Dr. Leighton's search is for something different: He wants to profess an uncompromised Christianity, without "building my faith on the back of other people's beliefs." For "other people," read Jews.
Fortunately, Jews as well as Christians share Dr. Leighton's preoccupation. The Institute for Christian-Jewish Studies was founded in 1987. Operating out of a Bolton Hill office, it asks Jews and Christians, both clergy and lay, to confront their differences and "develop the resources within their respective communities . . . to appreciate the legitimacy and distinctiveness of each religion."
It shouldn't be so difficult. Jesus was an observant Jew, and Christianity began within Judaism. Although Christians and Jews had their sectarian differences (as sectarianism affects both religions today), the fundamental codification of the Christian faith in 325, the Nicene Creed, which is still used today by both Protestants and Roman Catholics, did not blame Jews for the death of Jesus; it blamed the Roman governor Pontius Pilate.

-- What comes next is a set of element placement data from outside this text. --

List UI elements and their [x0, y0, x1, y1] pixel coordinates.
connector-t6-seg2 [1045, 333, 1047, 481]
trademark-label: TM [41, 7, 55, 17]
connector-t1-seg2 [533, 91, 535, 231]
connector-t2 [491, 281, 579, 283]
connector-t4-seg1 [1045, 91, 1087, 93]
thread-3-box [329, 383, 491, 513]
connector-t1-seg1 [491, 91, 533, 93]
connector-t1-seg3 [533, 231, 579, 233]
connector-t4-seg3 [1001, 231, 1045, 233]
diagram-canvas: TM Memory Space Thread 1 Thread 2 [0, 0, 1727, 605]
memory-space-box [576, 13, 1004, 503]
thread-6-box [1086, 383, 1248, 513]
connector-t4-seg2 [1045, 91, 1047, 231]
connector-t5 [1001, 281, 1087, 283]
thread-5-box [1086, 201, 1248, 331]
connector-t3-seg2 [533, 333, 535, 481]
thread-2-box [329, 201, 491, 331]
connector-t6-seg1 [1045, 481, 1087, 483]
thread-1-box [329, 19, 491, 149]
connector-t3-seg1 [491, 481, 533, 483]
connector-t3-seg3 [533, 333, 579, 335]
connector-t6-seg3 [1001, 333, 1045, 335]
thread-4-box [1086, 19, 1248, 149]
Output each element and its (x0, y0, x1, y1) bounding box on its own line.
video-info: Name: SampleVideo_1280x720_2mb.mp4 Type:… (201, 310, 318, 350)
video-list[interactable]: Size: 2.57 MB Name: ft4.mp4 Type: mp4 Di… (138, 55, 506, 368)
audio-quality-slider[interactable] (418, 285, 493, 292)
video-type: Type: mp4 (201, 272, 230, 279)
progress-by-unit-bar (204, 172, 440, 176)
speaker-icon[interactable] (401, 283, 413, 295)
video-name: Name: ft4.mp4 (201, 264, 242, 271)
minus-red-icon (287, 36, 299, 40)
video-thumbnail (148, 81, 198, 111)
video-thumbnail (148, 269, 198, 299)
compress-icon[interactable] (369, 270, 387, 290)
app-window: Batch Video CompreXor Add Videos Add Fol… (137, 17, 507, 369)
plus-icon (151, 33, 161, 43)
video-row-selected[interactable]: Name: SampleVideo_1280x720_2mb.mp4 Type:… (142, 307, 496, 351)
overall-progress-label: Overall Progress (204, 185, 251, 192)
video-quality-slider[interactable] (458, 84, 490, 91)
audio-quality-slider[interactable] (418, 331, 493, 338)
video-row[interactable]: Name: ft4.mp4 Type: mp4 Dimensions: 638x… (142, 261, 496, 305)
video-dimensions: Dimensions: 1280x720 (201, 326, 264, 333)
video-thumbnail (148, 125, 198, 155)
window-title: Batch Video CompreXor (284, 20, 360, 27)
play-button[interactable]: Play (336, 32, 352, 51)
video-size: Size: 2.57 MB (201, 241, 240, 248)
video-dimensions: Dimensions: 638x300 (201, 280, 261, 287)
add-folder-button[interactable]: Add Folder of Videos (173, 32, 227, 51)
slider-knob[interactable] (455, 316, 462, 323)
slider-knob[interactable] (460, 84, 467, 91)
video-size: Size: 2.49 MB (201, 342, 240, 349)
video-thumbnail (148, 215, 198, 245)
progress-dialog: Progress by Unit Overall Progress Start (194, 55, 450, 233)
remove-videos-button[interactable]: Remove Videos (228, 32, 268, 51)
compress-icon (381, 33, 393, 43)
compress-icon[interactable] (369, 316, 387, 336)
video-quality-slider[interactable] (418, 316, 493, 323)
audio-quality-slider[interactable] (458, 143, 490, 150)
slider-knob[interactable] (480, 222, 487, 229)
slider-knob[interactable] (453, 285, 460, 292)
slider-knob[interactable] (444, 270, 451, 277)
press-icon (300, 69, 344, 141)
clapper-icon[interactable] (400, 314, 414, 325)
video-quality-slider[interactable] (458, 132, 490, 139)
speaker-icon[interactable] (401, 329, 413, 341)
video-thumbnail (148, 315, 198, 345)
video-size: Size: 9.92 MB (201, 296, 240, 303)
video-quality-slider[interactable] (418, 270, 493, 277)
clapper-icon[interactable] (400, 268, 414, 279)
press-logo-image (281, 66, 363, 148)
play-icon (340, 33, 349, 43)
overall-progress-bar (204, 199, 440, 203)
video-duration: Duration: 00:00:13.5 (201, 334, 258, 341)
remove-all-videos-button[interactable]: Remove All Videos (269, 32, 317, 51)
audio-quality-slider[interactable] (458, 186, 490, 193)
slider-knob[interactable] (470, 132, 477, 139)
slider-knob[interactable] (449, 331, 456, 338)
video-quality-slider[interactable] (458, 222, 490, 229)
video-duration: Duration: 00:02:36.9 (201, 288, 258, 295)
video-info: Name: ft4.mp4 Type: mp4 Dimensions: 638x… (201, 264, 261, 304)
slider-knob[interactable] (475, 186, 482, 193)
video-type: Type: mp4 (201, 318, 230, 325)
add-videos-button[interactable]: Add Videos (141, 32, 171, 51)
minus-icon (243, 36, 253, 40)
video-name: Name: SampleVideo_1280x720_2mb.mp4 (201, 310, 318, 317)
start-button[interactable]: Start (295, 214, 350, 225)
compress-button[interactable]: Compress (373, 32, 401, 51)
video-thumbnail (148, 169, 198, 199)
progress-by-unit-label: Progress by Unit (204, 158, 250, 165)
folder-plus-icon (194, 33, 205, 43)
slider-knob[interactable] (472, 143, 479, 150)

The Council of Trent (1545-1563) said that guilt for the crucifixion "seems more enormous in [Christians] than in the Jews, since . . . we profess to know [Jesus], yet deny him by our actions." This is the current teaching of practically all Christian denominations; it is the way I was taught as a child, and it is why, "guidelines" or no, I incorporated the "blood curse" into my Passion play -- as an indictment of ourselves.

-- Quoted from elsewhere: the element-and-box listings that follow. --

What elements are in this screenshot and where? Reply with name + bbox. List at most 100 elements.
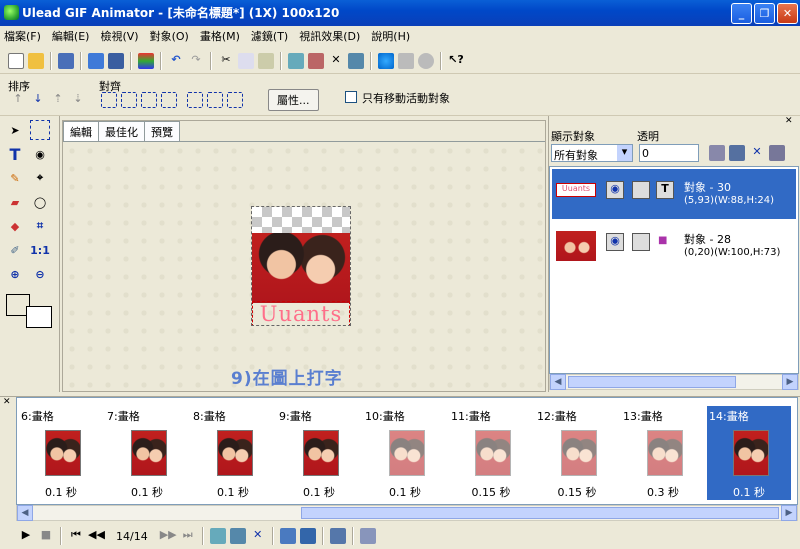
- web-icon[interactable]: [418, 52, 434, 69]
- scroll-left-icon[interactable]: ◀: [550, 374, 566, 390]
- menu-edit[interactable]: 編輯(E): [52, 28, 90, 44]
- center-vertical-icon[interactable]: [207, 92, 223, 108]
- duplicate-object-icon[interactable]: [729, 145, 745, 161]
- duplicate-frame-icon[interactable]: [308, 52, 324, 69]
- frame-strip-scrollbar[interactable]: ◀ ▶: [16, 505, 798, 521]
- stop-icon[interactable]: ■: [38, 528, 54, 544]
- menu-help[interactable]: 說明(H): [371, 28, 410, 44]
- copy-icon[interactable]: [238, 52, 254, 69]
- frame-delay[interactable]: 0.1 秒: [105, 484, 189, 500]
- bring-front-icon[interactable]: ↑: [10, 92, 26, 108]
- frame-delay[interactable]: 0.3 秒: [621, 484, 705, 500]
- frame-thumbnail[interactable]: 8:畫格 0.1 秒: [191, 406, 275, 500]
- frame-delay[interactable]: 0.1 秒: [191, 484, 275, 500]
- first-frame-icon[interactable]: ⏮: [68, 528, 84, 544]
- frame-thumbnail[interactable]: 12:畫格 0.15 秒: [535, 406, 619, 500]
- frame-delay[interactable]: 0.1 秒: [19, 484, 103, 500]
- panel-close-icon[interactable]: ✕: [785, 116, 793, 126]
- close-button[interactable]: ✕: [777, 3, 798, 24]
- bring-forward-icon[interactable]: ↓: [30, 92, 46, 108]
- align-top-icon[interactable]: [141, 92, 157, 108]
- play-icon[interactable]: ▶: [18, 528, 34, 544]
- paste-icon[interactable]: [258, 52, 274, 69]
- align-right-icon[interactable]: [121, 92, 137, 108]
- previous-frame-icon[interactable]: ◀◀: [88, 528, 105, 544]
- eyedropper-icon[interactable]: ✐: [5, 240, 25, 260]
- frame-thumbnail[interactable]: 13:畫格 0.3 秒: [621, 406, 705, 500]
- minimize-button[interactable]: _: [731, 3, 752, 24]
- center-horizontal-icon[interactable]: [187, 92, 203, 108]
- scroll-left-icon[interactable]: ◀: [17, 505, 33, 521]
- menu-file[interactable]: 檔案(F): [4, 28, 41, 44]
- scroll-right-icon[interactable]: ▶: [782, 374, 798, 390]
- frame-delay[interactable]: 0.1 秒: [363, 484, 447, 500]
- maximize-button[interactable]: ❐: [754, 3, 775, 24]
- menu-view[interactable]: 檢視(V): [100, 28, 138, 44]
- object-row-selected[interactable]: Uuants ◉ T 對象 - 30 (5,93)(W:88,H:24): [552, 169, 796, 219]
- frame-properties-icon[interactable]: [359, 528, 376, 544]
- align-left-icon[interactable]: [101, 92, 117, 108]
- duplicate-frame-icon[interactable]: [229, 528, 246, 544]
- save-icon[interactable]: [58, 52, 74, 69]
- tab-preview[interactable]: 預覽: [144, 121, 180, 142]
- crop-tool-icon[interactable]: ⌗: [30, 216, 50, 236]
- canvas-image[interactable]: Uuants: [251, 206, 351, 326]
- import-icon[interactable]: [88, 52, 104, 69]
- scroll-thumb[interactable]: [568, 376, 736, 388]
- frame-delay[interactable]: 0.1 秒: [707, 484, 791, 500]
- eye-icon[interactable]: ◉: [606, 181, 624, 199]
- ellipse-select-icon[interactable]: ◯: [30, 192, 50, 212]
- only-move-active-checkbox[interactable]: [345, 91, 357, 103]
- marquee-tool-icon[interactable]: [30, 120, 50, 140]
- properties-button[interactable]: 屬性...: [268, 89, 319, 111]
- tab-optimize[interactable]: 最佳化: [98, 121, 145, 142]
- text-tool-icon[interactable]: T: [5, 144, 25, 164]
- delete-frame-icon[interactable]: ✕: [250, 528, 266, 544]
- center-both-icon[interactable]: [227, 92, 243, 108]
- paint-bucket-icon[interactable]: ◆: [5, 216, 25, 236]
- send-back-icon[interactable]: ⇡: [50, 92, 66, 108]
- frame-delay[interactable]: 0.15 秒: [535, 484, 619, 500]
- new-file-icon[interactable]: [8, 52, 24, 69]
- frame-thumbnail-selected[interactable]: 14:畫格 0.1 秒: [707, 406, 791, 500]
- eye-icon[interactable]: ◉: [606, 233, 624, 251]
- pick-tool-icon[interactable]: ➤: [5, 120, 25, 140]
- photo-object[interactable]: [252, 233, 350, 303]
- text-object-caption[interactable]: Uuants: [252, 301, 350, 325]
- scroll-right-icon[interactable]: ▶: [781, 505, 797, 521]
- send-backward-icon[interactable]: ⇣: [70, 92, 86, 108]
- opacity-stepper[interactable]: 0: [639, 144, 699, 162]
- object-list-scrollbar[interactable]: ◀ ▶: [549, 374, 799, 390]
- frame-delay[interactable]: 0.15 秒: [449, 484, 533, 500]
- next-frame-icon[interactable]: ▶▶: [160, 528, 177, 544]
- align-bottom-icon[interactable]: [161, 92, 177, 108]
- browser-preview-icon[interactable]: [378, 52, 394, 69]
- object-properties-icon[interactable]: [769, 145, 785, 161]
- delete-object-icon[interactable]: ✕: [749, 145, 765, 161]
- menu-frame[interactable]: 畫格(M): [200, 28, 240, 44]
- open-folder-icon[interactable]: [28, 52, 44, 69]
- magic-wand-icon[interactable]: ⌖: [30, 168, 50, 188]
- add-frame-icon[interactable]: [288, 52, 304, 69]
- lock-toggle[interactable]: [632, 181, 650, 199]
- frame-delay[interactable]: 0.1 秒: [277, 484, 361, 500]
- lasso-tool-icon[interactable]: ◉: [30, 144, 50, 164]
- optimize-icon[interactable]: [398, 52, 414, 69]
- frame-panel-close-icon[interactable]: ✕: [3, 397, 11, 407]
- background-color-swatch[interactable]: [26, 306, 52, 328]
- tab-edit[interactable]: 編輯: [63, 121, 99, 142]
- redo-icon[interactable]: ↷: [188, 53, 204, 69]
- tween-icon[interactable]: [279, 528, 296, 544]
- actual-size-icon[interactable]: 1:1: [30, 240, 50, 260]
- frame-thumbnail[interactable]: 10:畫格 0.1 秒: [363, 406, 447, 500]
- paintbrush-icon[interactable]: ✎: [5, 168, 25, 188]
- show-objects-select[interactable]: 所有對象 ▾: [551, 144, 633, 162]
- banner-text-icon[interactable]: [329, 528, 346, 544]
- zoom-in-icon[interactable]: ⊕: [5, 264, 25, 284]
- cut-icon[interactable]: ✂: [218, 53, 234, 69]
- add-frame-icon[interactable]: [209, 528, 226, 544]
- eraser-icon[interactable]: ▰: [5, 192, 25, 212]
- frame-thumbnail[interactable]: 9:畫格 0.1 秒: [277, 406, 361, 500]
- context-help-icon[interactable]: ↖?: [448, 53, 464, 69]
- frame-thumbnail[interactable]: 7:畫格 0.1 秒: [105, 406, 189, 500]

But of course, history will not so easily be dismissed. Ancient creeds, sometimes for centuries at a time, suffer the fate of blue-ribbon presidential commissions: Everyone quotes them and then ignores them.
In every Christian country in practically every century, including our own, Jews were accused falsely of ritual murders, of desecrations, of drinking the blood of Christian babies. Holy Week, the week leading up to the commemoration of Jesus' death and resurrection, became a particularly dangerous time for European Jews. In some places Jews would be seized and ritually struck on the face in retribution for the crucifixion.
And then came the Holocaust. Hitler did not claim to be acting in the name of Christianity; but neither did many Christians stand against him.
To combat this legacy of hatred and mistrust, the Institute for Christian-Jewish Studies has engaged the nine largest Christian denominations in Maryland and the four branches of Judaism in a variety of programs. The grand strategy, according to the institute's prospectus, is to "pull the best scholarship out of the ivory tower and translate academic insight into the life of the church and synagogue, seminary and university, school and community center."
In one program, scholars wrote commentaries on the Biblical texts used by Christian ministers in preaching on the Passion events, warning them of possible anti-Judaic traps in the scriptures.
In another, members of Jewish congregations attend courses to examine misconceptions Jews may have about Christian belief and the development of Christianity.
The institute has developed a program to guide seminary instruction on Jewish and Christian traditions; and Presbyterian, Lutheran and Episcopalian groups have undertaken denominational projects on Jewish-Christian relations.
"Memories," says Dr. Leighton, "contain a power which can drive people apart or pull them together. Whether our religious and ethnic allegiances contribute to the building up or the tearing down of our society will in large measure depend on our ability to decipher the meaning of religious rhetoric, identify explosive stereotypes, disarm ancient hatreds and deal creatively with our diversity."
Hal Piper is editor of The Sun's Opinion * Commentary page.